The bell has tolled for PS 114.
The Remsen Avenue school fell under the city’s performance ax this week, with the Department of Education announcing the school will be phased out over the next four years, and a yet-to be numbered elementary school begin replacing it next September.
During the changeover period, two administration will work side-by-side in the building, with the new guard managing current kindergarten and first grade students, who will automatically be given a seat in the new school’s first and second grades. The old guard will manage the remaining 800 third, fourth and fifth grade students, seeing them through to graduation. Teachers in PS 114’s upper grades will remain in place until they’re no longer needed and then reassigned to other schools, the DOE spokesman said, adding that its possible that the principal of the new school may bring some of these teachers back. The conversion should be completed by 2014.
“We’re taking this action because we think it’s the right thing for current and future students in this community,” a DOE spokesman told us Tuesday. “PS 114 is a zoned elementary school, something we’re not going to leave the community without.”
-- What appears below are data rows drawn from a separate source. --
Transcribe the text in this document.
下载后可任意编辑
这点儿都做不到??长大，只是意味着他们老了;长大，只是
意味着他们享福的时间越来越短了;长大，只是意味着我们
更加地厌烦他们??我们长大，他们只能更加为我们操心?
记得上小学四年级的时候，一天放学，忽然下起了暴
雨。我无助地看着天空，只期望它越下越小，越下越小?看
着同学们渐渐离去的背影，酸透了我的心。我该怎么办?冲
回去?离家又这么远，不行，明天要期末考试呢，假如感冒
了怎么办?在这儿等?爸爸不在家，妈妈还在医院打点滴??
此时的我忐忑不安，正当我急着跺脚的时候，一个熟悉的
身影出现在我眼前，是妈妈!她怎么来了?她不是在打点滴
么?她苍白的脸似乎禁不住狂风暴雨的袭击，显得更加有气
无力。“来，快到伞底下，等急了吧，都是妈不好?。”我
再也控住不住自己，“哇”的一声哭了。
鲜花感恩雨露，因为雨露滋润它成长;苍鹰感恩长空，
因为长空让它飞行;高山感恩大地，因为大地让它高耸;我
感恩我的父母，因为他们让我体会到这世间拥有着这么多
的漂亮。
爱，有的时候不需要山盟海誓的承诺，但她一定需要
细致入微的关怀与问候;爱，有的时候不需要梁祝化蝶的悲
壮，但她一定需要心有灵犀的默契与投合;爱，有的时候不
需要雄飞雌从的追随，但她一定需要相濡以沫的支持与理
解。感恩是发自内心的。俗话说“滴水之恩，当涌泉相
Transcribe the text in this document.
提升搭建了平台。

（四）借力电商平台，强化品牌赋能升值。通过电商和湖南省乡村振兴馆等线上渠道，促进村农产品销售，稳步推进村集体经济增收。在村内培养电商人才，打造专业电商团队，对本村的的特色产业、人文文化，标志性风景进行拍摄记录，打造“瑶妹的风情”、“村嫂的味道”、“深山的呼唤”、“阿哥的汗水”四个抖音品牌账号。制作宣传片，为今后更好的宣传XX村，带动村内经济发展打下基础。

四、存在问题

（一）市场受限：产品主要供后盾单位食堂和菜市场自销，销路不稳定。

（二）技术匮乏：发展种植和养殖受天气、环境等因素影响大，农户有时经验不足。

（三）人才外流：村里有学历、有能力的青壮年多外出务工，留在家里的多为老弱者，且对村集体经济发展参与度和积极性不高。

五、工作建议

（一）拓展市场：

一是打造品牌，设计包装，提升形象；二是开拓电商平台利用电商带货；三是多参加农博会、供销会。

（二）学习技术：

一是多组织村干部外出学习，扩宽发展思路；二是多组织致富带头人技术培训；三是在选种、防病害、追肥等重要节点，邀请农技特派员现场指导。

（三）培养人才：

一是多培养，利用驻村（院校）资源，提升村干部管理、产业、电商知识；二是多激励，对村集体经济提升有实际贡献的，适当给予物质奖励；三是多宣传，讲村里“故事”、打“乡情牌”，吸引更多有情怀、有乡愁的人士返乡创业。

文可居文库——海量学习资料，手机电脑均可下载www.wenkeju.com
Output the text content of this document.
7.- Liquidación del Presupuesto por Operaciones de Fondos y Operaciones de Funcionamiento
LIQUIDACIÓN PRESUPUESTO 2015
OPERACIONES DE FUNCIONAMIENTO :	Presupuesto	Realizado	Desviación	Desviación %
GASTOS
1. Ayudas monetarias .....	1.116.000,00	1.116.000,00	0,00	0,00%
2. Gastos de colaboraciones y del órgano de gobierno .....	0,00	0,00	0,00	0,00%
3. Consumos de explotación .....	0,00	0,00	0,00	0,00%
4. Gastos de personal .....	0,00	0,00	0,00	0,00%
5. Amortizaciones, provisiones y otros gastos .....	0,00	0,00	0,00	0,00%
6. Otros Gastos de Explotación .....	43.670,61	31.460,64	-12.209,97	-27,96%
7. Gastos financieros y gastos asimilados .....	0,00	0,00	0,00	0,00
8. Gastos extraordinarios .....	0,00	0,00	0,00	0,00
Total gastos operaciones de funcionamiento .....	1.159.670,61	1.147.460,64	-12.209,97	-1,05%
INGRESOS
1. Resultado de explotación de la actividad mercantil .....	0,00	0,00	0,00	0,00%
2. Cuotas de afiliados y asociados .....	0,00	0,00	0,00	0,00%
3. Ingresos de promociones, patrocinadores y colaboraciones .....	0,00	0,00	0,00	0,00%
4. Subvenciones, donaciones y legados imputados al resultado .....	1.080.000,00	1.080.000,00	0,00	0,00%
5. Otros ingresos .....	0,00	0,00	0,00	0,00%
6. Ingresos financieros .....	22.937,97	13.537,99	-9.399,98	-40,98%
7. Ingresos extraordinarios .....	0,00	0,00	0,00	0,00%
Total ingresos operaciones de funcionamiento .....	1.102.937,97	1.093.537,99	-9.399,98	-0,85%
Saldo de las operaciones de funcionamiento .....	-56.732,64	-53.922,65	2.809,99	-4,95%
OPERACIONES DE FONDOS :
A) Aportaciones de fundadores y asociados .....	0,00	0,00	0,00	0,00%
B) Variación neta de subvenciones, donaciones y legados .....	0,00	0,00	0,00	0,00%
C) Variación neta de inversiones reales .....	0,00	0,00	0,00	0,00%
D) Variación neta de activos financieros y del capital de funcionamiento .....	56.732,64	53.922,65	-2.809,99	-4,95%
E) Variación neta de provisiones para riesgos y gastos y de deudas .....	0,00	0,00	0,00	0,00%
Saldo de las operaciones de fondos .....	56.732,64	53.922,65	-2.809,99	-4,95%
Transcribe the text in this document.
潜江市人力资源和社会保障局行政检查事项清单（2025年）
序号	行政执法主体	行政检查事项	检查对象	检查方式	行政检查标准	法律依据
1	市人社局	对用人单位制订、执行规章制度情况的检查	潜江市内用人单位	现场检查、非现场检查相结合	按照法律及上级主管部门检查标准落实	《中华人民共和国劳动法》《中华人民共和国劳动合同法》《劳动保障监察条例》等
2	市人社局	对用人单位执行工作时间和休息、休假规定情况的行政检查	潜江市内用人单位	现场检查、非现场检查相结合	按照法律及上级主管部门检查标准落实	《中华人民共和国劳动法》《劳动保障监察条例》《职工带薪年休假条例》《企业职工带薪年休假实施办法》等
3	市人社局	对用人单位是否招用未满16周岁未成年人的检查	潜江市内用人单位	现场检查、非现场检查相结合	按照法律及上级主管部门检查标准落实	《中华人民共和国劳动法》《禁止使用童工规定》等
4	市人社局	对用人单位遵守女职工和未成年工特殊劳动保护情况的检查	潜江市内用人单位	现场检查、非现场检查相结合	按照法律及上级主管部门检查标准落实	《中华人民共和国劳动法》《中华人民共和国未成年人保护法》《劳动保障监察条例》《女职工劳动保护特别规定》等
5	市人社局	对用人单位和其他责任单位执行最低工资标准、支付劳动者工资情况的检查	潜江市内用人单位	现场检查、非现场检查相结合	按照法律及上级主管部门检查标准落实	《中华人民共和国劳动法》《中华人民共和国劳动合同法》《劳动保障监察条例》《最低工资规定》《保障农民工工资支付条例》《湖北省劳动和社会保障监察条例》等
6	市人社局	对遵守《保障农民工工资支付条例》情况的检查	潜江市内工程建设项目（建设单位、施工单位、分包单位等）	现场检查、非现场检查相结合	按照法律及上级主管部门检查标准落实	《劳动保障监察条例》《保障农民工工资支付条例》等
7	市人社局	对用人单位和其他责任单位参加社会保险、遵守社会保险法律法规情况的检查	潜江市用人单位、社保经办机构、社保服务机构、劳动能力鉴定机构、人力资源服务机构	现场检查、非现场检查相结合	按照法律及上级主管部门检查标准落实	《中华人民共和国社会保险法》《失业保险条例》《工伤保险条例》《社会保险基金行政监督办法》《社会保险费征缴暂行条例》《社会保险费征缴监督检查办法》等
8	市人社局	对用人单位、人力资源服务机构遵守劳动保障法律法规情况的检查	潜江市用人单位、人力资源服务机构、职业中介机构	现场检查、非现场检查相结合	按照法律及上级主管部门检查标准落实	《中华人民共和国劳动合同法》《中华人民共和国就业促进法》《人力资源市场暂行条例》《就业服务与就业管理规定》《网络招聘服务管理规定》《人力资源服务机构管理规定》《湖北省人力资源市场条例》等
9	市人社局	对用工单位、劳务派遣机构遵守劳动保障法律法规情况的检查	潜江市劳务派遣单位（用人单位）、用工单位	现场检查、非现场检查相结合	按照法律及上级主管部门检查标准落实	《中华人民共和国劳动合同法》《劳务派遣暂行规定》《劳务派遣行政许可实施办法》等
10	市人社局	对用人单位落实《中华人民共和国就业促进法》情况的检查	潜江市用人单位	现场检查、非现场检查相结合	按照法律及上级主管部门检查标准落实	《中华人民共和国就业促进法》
PS 114 was put on the chopping block after state wide tests showed that only 34 percent of student were doing math at grade level. Just 35 percent were achieving grade-level English.
The DOE gave the school a D on its overall yearly progress report and an F when it came to school environment and student performance.
Investigators also found “problems in the way that the school is organized to support student learning,” according to the report.
If the city’s Panel for Education Policy — a group of Mayoral and Borough President appointees — approves the DOE recommendations next February, PS 114’s phase out will begin next September.
According to the plan,
But current and former school parents are not happy with PS 114’s closure because they think the city is responsible for the school’s problems, claiming that former administrators failed the school by poorly managing personnel and budgets.
“This was once a model school in Canarsie and now, because of the mess one of our principals left behind, we’re left with an administration which doesn’t support the teachers when they need help and our children suffer as a result,” said Parents Association President Crystal King.
Community Board 18 District Manager Dorothy Turano, who’s two children attended PS 114, agreed.
“There were a lot of problems with the principals, but the DOE never gave it a chance,” Turano said. “This is an absolute shock because it was such a wonderful school.”
Councilman Lew Fidler (D-Canarsie) said he considers PS 114 “the gateway for the rest of Canarsie.”
If that gateway’s closed, so will the rest of the neighborhood, he fears.
“It’s an unfortunate decision not just for the kids, but for the whole community,” he said. “The DOE is completely complicate in creating the problems with this school, they shouldn’t turn its back on it.”